Bagian yang melewati resin beds akan menghilangkan jejak dari asam lemak,
warna, bau tidak sedap pengotor mineral lain yang ada. Konsentrasi larutan
gliserin murni selanjutnya melewati proses evaporasi menggunakan multipleeffect
evaporator untuk memproduksi gliserin dengan kemurnian lebih dari 99%.
Dekolorisasi akhir yang melewati bed karbon aktif atau treatment dengan karbon
aktif dilanjutkan dengan filtrasi untuk menghasilkan gliserin dengan kualitas
berstandar C.P- grade.
Manfaat Gliserol

Manfaat gliserol sangatlah banyak dalam berbagai bidang, diantaranya adalah sebagai
berikut:

1. Kosmetik
Digunakan sebagai body agent, emollient, humectant, lubricant, solvent.

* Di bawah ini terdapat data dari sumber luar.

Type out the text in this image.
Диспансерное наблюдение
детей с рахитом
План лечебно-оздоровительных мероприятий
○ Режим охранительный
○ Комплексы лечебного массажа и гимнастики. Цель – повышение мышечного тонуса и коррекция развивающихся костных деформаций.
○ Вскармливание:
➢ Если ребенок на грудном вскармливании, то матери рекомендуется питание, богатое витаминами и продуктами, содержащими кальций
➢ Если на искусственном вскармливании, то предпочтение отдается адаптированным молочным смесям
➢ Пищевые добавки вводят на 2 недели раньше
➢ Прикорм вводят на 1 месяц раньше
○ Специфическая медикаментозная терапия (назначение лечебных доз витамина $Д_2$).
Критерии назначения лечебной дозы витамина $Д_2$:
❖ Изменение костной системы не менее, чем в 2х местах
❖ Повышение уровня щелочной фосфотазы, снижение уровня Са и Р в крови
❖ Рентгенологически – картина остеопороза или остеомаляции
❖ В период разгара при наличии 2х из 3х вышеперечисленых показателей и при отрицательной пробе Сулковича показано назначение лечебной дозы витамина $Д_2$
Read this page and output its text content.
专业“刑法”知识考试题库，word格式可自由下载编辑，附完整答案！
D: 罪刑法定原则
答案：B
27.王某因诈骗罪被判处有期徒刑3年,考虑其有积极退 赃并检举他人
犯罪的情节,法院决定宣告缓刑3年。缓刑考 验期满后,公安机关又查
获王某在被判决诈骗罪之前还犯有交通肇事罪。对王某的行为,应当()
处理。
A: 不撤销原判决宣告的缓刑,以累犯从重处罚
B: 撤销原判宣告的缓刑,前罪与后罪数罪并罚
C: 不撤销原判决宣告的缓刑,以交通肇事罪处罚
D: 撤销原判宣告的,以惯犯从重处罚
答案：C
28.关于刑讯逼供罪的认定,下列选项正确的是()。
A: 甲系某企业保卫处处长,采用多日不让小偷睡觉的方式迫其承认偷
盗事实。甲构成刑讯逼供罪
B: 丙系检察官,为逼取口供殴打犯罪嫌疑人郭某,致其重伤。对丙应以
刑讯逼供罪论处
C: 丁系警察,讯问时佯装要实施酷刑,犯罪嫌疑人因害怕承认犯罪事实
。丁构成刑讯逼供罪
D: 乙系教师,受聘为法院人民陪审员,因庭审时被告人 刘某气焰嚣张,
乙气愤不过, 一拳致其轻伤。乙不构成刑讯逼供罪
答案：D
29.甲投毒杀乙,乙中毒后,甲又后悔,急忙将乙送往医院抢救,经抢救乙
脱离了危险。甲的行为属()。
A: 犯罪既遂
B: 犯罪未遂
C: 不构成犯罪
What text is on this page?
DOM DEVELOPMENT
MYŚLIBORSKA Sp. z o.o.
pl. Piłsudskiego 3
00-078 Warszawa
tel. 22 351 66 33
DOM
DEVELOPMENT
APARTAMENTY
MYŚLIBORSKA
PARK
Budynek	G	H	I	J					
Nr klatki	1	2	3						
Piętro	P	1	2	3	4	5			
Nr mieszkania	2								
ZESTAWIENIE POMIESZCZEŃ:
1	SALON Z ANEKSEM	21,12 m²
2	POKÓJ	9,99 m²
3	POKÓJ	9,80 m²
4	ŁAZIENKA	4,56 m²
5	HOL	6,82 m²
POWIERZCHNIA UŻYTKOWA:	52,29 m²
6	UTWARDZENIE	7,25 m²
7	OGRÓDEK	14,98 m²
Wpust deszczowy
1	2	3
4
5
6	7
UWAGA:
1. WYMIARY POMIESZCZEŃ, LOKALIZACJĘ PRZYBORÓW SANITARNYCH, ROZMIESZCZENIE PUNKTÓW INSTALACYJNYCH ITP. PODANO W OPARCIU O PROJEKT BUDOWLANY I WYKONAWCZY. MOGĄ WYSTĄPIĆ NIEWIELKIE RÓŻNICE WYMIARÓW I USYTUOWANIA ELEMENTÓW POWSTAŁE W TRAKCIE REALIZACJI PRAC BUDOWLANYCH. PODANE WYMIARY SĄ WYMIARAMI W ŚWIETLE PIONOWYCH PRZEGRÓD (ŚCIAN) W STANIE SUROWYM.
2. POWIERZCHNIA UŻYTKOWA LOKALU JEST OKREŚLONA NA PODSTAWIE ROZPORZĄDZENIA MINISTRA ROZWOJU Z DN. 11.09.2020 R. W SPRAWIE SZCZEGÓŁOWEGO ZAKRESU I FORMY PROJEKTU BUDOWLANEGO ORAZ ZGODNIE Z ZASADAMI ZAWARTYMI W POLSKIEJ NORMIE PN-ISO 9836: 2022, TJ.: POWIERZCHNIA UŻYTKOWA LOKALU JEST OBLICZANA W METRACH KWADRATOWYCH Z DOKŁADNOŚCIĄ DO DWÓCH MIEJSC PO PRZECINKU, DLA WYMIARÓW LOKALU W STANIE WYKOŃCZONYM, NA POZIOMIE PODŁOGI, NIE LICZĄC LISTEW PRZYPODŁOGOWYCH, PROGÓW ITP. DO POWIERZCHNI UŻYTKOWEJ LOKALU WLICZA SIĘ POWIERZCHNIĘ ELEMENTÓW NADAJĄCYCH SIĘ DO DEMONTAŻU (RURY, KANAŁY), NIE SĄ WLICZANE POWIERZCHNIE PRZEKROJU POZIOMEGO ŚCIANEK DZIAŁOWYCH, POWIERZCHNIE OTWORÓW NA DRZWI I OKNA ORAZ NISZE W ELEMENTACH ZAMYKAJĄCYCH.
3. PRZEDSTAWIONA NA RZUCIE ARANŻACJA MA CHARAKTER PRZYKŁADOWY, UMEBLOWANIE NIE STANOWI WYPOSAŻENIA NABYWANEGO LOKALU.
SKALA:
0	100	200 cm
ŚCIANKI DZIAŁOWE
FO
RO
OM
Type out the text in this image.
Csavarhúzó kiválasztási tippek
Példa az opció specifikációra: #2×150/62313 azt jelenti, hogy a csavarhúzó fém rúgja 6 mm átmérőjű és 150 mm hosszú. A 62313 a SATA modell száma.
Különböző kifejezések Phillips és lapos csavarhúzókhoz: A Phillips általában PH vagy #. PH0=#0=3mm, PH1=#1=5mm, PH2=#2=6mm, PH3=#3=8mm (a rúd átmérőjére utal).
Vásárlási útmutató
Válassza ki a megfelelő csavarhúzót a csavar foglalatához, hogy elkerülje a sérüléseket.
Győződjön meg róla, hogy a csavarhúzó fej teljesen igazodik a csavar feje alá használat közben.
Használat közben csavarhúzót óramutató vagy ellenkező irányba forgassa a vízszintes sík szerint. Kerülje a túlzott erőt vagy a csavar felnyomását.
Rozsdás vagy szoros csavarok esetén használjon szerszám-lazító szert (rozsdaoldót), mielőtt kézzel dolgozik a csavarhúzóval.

Biasanya dipakai untuk skin cream dan lotion, shampoo dan hair conditioner,
sabun dan detergen.
2. Dental cream, digunakan sebagai humectant.
3. Industri Polimer
Dalam industri polimer, gliserol digunakan sebagai campuran dalam
pembuatan polimer yang memberikan sifat plasticizer dan stabilizer.
4. Industri Farmasi (Obat-Obatan)
Gliserol digunakan sebagai solvent dan bahan campuran dalam pembuatan
beberapa jenis produk obat.
5. Dalam bidang kedokteran digunakan sebagai anti freeze.
6. Sebagai campuran dalam pembuatan produk-produk kosmetik.
7. Dalam produk-produk makanan digunakan sebagai foodemulsifier.
8. Industri Logam
Digunakan untuk pickling, quenching, stripping, electroplating, galvanizing,
solfering.
9. Industri Kertas
Digunakan sebagai humectant, plasticizer, softening, agent, dll.